By reducing the number of coding questions, we can ensure that every candidate sees similar questions, regardless of who is interviewing them. Also, every engineer on our team can ask, solve, and grade both take home challenges and onsite interviews. We believe that our interviewers should use the same, objective standards to assess a candidate’s skill set. This improves consistency in the questions and grading and increases the overall fairness of our interview process.
One area in which we knew we were lacking strong hiring signals was in our systems design assessments. In addition to an interview focused on large-scale system design, we created a “Choose Your Own” Systems Design Question.

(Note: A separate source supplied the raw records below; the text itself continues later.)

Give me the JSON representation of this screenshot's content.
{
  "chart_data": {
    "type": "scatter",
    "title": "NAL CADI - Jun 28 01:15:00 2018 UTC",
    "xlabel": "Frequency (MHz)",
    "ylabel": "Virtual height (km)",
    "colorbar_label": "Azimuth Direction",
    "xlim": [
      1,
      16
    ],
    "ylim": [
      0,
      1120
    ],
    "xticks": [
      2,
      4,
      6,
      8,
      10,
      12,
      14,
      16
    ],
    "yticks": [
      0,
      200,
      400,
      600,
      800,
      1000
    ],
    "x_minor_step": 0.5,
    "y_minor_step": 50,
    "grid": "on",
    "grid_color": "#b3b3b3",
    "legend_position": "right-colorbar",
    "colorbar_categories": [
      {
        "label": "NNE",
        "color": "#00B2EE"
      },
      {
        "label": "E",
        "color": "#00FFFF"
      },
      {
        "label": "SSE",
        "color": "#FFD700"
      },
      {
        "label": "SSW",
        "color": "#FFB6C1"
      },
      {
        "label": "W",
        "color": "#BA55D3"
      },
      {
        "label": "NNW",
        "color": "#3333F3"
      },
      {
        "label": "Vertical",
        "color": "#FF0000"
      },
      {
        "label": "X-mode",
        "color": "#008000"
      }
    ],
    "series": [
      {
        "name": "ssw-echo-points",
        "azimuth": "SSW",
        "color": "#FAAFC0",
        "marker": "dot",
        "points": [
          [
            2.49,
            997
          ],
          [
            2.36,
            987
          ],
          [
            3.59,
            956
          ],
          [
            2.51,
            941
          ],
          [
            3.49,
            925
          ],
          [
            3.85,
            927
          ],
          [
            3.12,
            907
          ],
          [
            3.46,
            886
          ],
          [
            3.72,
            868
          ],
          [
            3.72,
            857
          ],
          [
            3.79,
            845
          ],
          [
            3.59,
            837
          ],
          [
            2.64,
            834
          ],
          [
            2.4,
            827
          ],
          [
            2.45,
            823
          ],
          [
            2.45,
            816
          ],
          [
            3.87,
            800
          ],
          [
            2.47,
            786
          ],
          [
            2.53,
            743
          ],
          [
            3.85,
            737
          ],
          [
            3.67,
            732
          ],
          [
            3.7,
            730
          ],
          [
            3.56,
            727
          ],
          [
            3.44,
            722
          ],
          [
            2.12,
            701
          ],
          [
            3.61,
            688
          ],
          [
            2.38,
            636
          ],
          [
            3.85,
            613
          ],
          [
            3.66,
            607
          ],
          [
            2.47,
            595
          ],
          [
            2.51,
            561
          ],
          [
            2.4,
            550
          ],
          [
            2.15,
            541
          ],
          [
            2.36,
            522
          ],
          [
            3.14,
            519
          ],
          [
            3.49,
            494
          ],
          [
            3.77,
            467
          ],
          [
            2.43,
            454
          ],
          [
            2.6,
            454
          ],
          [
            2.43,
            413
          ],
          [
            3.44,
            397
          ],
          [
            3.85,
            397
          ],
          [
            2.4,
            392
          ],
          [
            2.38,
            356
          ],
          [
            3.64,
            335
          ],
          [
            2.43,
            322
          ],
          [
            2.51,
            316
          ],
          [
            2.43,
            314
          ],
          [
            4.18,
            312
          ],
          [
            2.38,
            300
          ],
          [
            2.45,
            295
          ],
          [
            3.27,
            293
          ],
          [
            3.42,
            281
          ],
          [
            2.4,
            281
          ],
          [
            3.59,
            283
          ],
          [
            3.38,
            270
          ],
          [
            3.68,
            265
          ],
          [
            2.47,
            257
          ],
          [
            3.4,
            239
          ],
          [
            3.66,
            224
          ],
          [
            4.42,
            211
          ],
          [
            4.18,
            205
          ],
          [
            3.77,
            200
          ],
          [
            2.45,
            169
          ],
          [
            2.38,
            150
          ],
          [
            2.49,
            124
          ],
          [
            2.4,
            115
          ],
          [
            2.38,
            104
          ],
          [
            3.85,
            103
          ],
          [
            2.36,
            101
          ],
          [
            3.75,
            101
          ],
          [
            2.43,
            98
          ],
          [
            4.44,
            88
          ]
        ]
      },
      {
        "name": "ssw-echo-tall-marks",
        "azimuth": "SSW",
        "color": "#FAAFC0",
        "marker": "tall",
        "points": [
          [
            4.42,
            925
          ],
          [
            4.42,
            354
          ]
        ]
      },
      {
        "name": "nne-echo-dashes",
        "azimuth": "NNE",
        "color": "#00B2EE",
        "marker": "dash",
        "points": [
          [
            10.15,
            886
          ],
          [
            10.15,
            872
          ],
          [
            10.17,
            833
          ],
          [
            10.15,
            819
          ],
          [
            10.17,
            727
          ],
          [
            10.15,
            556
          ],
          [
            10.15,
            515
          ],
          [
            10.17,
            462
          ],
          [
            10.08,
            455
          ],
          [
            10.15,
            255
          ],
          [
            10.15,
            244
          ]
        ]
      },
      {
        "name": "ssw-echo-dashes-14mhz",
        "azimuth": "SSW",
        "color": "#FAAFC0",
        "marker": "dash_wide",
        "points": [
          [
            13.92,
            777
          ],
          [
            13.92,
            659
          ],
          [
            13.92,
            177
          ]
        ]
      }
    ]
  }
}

This question is a discussion between the candidate and interviewer about a system that the candidate has worked on in the past in any capacity. The recruiter prepares the candidate for this portion of the interview before coming onsite.
By speaking about something the candidate already knows in their first interview, they build some confidence moving into the rest of the interviews. It also allows for the candidate to share their subject matter expertise. While we are still very early on with this format, we have seen a notably greater confidence in the hiring team’s assessment of a candidate’s design skills since we now we have two systems design interviews - one focused on the candidate’s experience and one related to large-scale systems.
Ultimately, we made these updates to our engineering interview process to create a candidate experience that is less intimidating and fairer. We also felt that the changes with the new interview structure and reduced question repository will lead to more confidence in our hiring assessments.
We are still in initial stages. The engineering team is going through ongoing training with the question repository. Once we have a significant enough data set from candidate’s going through the hiring process, we will look at the data to determine if the goals that we set are being accomplished. From there, we will use the data and feedback from both our team and candidates to continue to iterate.
The engineer hiring process is one that continues to be iterated across technology companies. We encourage more companies to share their stories so we can all learn from each other.